O IMORAL NAS INDENIZAÇÕES POR DANO MORAL* - Parte 1


J. J. Calmon de Passos
Advogado e Consultor Jurídico em Salvador (BA); Coordenador da Especialização em Direito Processual da Universidade Salvador (UNIFACS); Professor Catedrático de Direito Processual da Universidade Federal da Bahia (Aposentado).

1. Quando refletimos sobre o que constitui o essencial da condição humana, duas coisas de logo ressaltam - liberdade e responsabilidade. Isso já foi intuído desde milhares de anos atrás e está representado, simbolicamente, no documento mais representativo do mito fundamentador da civilização ocidental - a Bíblia. No Livro do Gênesis, narra-se que Deus criou o céu e a terra e para fazê-lo disse: "Haja luz", e houve luz. E assim prosseguiu, sempre ordenando. Ordenou às águas que existissem, o mesmo às estrelas e a tudo enfim. No momento final da criação, entretanto, ele não disse "Haja o homem", colocando-o sob o inelutável de sua vontade. Agiu diferente. Disse: "Façamos o homem", e nesse façamos inseriu, no que era também criatura, um atributo negado a todas as outras já existentes - o poder de opção.
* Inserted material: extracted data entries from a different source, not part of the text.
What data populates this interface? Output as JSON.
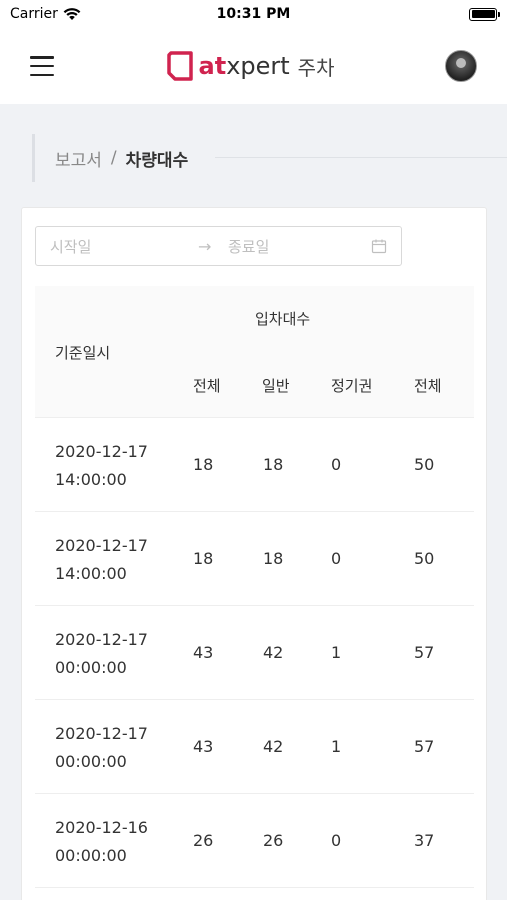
{
  "status_bar": {
    "carrier": "Carrier",
    "time": "10:31 PM"
  },
  "header": {
    "brand_at": "at",
    "brand_rest": "xpert",
    "brand_sub": "주차",
    "brand_color": "#d0234f"
  },
  "breadcrumb": {
    "parent": "보고서",
    "separator": "/",
    "current": "차량대수"
  },
  "date_range": {
    "start_placeholder": "시작일",
    "arrow": "→",
    "end_placeholder": "종료일"
  },
  "table": {
    "base_col": "기준일시",
    "group_col": "입차대수",
    "sub_cols": [
      "전체",
      "일반",
      "정기권"
    ],
    "last_col": "전체",
    "rows": [
      {
        "date": "2020-12-17",
        "time": "14:00:00",
        "total": "18",
        "general": "18",
        "season": "0",
        "all": "50"
      },
      {
        "date": "2020-12-17",
        "time": "14:00:00",
        "total": "18",
        "general": "18",
        "season": "0",
        "all": "50"
      },
      {
        "date": "2020-12-17",
        "time": "00:00:00",
        "total": "43",
        "general": "42",
        "season": "1",
        "all": "57"
      },
      {
        "date": "2020-12-17",
        "time": "00:00:00",
        "total": "43",
        "general": "42",
        "season": "1",
        "all": "57"
      },
      {
        "date": "2020-12-16",
        "time": "00:00:00",
        "total": "26",
        "general": "26",
        "season": "0",
        "all": "37"
      }
    ]
  }
}
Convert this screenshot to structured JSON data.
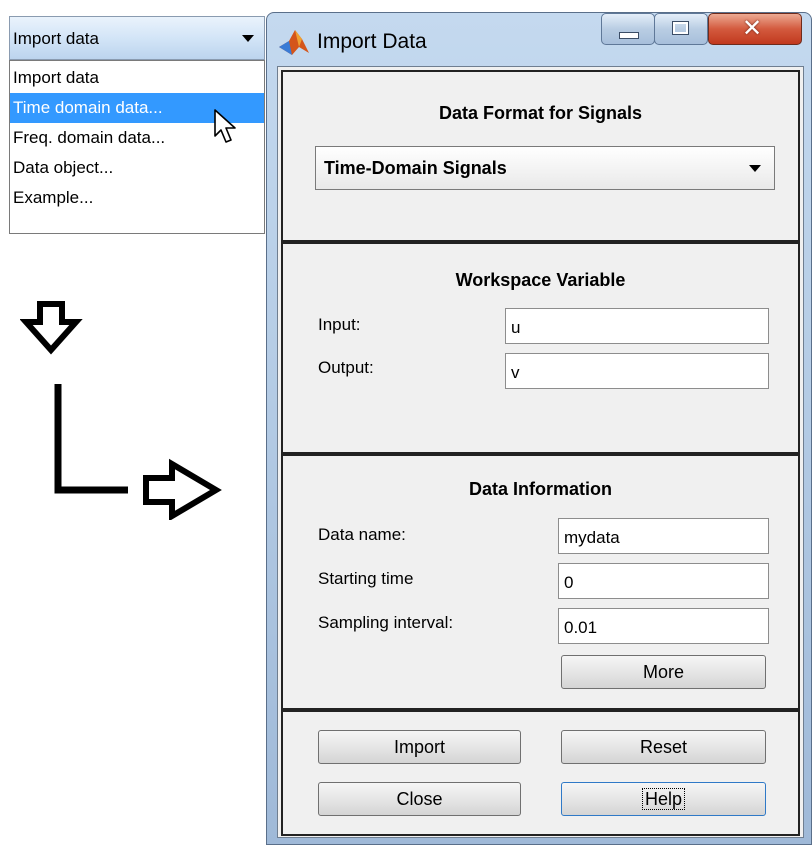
{
  "dropdown": {
    "selected": "Import data",
    "options": [
      "Import data",
      "Time domain data...",
      "Freq. domain data...",
      "Data object...",
      "Example..."
    ],
    "highlighted_index": 1
  },
  "window": {
    "title": "Import Data"
  },
  "format_panel": {
    "heading": "Data Format for Signals",
    "selected": "Time-Domain Signals"
  },
  "workspace_panel": {
    "heading": "Workspace Variable",
    "input_label": "Input:",
    "input_value": "u",
    "output_label": "Output:",
    "output_value": "v"
  },
  "info_panel": {
    "heading": "Data Information",
    "name_label": "Data name:",
    "name_value": "mydata",
    "start_label": "Starting time",
    "start_value": "0",
    "interval_label": "Sampling interval:",
    "interval_value": "0.01",
    "more_label": "More"
  },
  "actions": {
    "import_label": "Import",
    "reset_label": "Reset",
    "close_label": "Close",
    "help_label": "Help"
  },
  "colors": {
    "selection": "#3399ff",
    "panel_bg": "#f0f0f0",
    "close_button": "#c1391e"
  }
}
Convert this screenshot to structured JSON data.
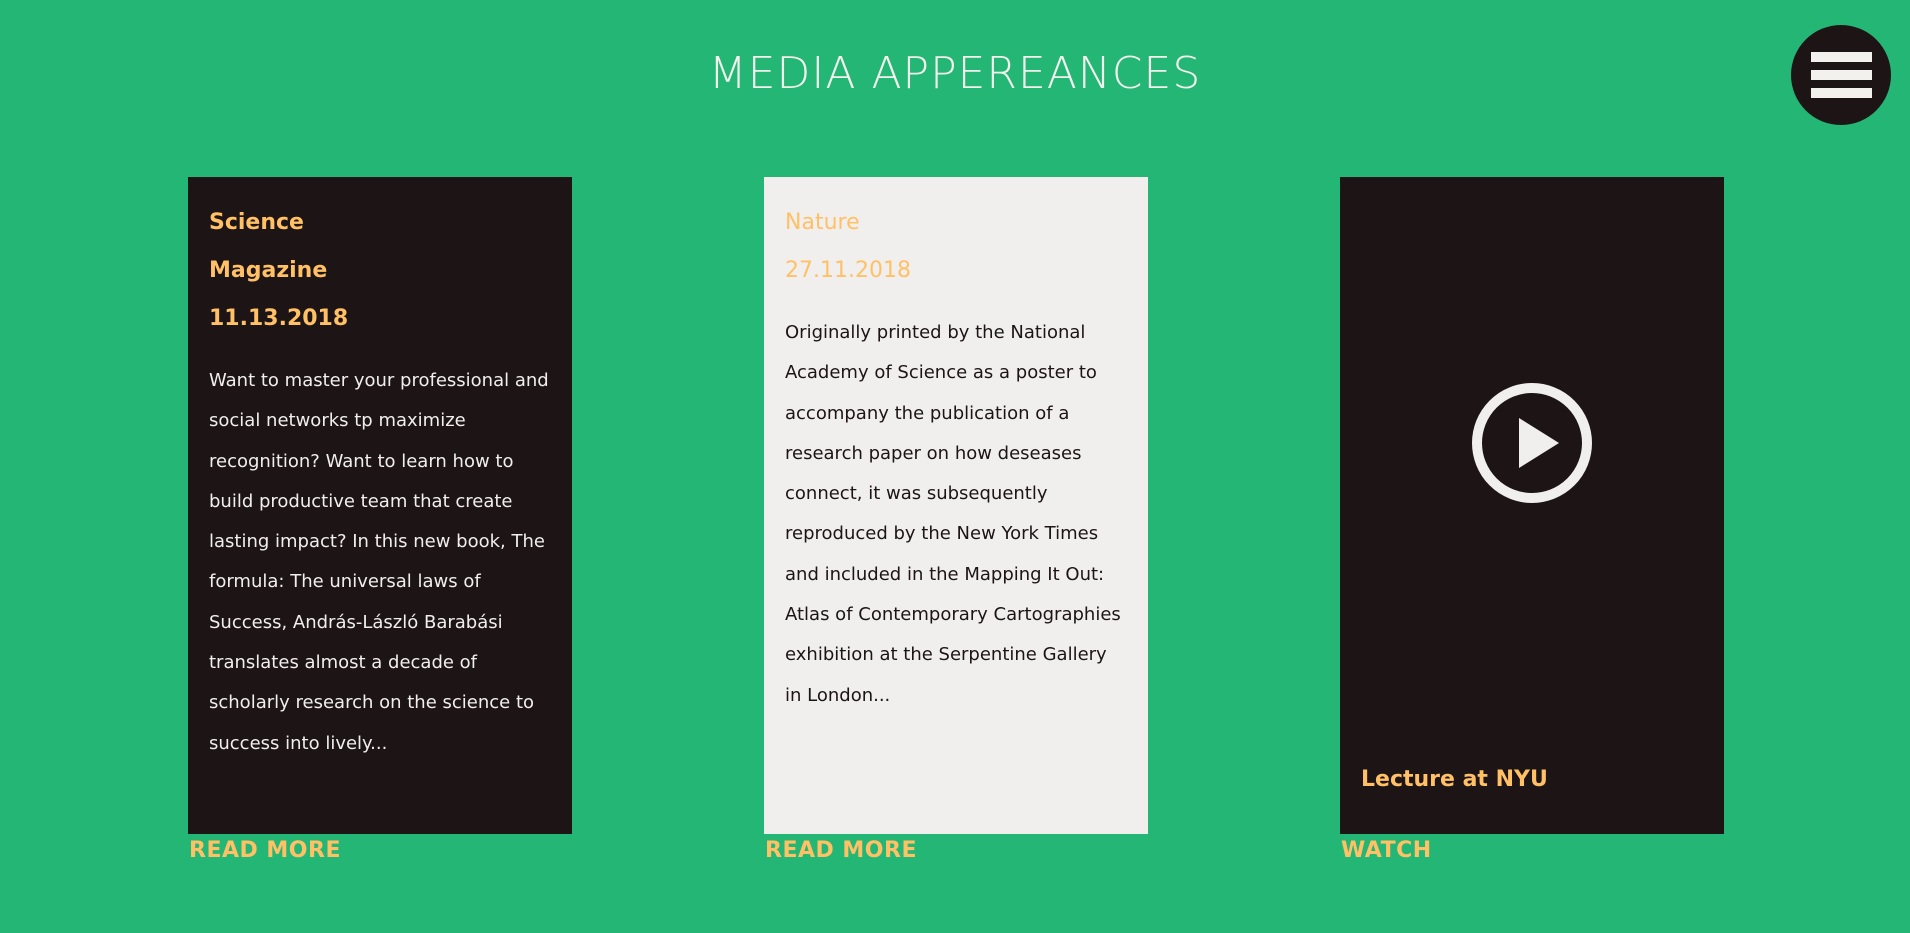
{
  "page": {
    "title": "MEDIA APPEREANCES"
  },
  "menu": {
    "icon": "hamburger-menu-icon"
  },
  "cards": [
    {
      "source": "Science",
      "subtitle": "Magazine",
      "date": "11.13.2018",
      "body": "Want to master your professional and social networks tp maximize recognition? Want to learn how to build productive team that create lasting impact? In this new book, The formula: The universal laws of Success, András-László Barabási translates almost a decade of scholarly research on the science to success into lively...",
      "link_label": "READ MORE"
    },
    {
      "source": "Nature",
      "date": "27.11.2018",
      "body": "Originally printed by the National Academy of Science as a poster to accompany the publication of a research paper on how deseases connect, it was subsequently reproduced by the New York Times and included in the Mapping It Out: Atlas of Contemporary Cartographies exhibition at the Serpentine Gallery in London...",
      "link_label": "READ MORE"
    },
    {
      "icon": "play-icon",
      "caption": "Lecture at NYU",
      "link_label": "WATCH"
    }
  ],
  "colors": {
    "background": "#24b674",
    "dark_card": "#1d1416",
    "light_card": "#f0efed",
    "accent": "#ffc066",
    "text_light": "#f3f1ee"
  }
}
Tudo quanto existente até aquele momento era apenas criatura, a partir dele, entretanto, surgia um ser distinto, ao mesmo tempo criatura e criador, porque compelida a tomar decisões e capaz de acrescentar ao quanto já criado tudo que viesse a criar. Por isso, Deus prescreveu-lhe uma norma, um dever-ser: "Não deves comer da árvore da ciência do bem e do mal, porque se comeres dos seus frutos, morrerás ao certo". Deixou-lhe, assim, o poder da desobediência. Nesse preciso instante se pôs o dilema inafastável. Ou permanecer o homem, como todas as coisas, sob o império da necessidade e dos instintos, renunciando a sua humanidade, ou romper essa barreira e assumir todos os riscos de ser livre, tornando-se também responsável pelo seu próprio destino, submetendo-se ao imperativo da regulação social de sua conduta, obrigado a definir, individual e socialmente, o que deve e não deve ser feito.

2. Porque capaz de opção, o homem fez-se responsável. Tendo condições de fazer acontecer o que sem seu agir jamais teria acontecido, tornou-se obrigado a responder pelas conseqüências de seus atos. O relato bíblico consigna também esse primeiro momento. No episódio de Abel e Caim, está o começo da história de nossa responsabilidade. Abel, que sem dúvida morreria um dia, morreu, contudo, por ato de vontade de Caim. Por isso Deus o interpelou perguntando-lhe sobre seu irmão. E pouco lhe valeu ter respondido: "Serei eu acaso guardião de meu irmão?". Foi amaldiçoado, por haver matado o que ainda não tinha chegado à hora de seu perecimento, segundo o imperativo das leis que obrigam inelutavelmente tudo quanto existe.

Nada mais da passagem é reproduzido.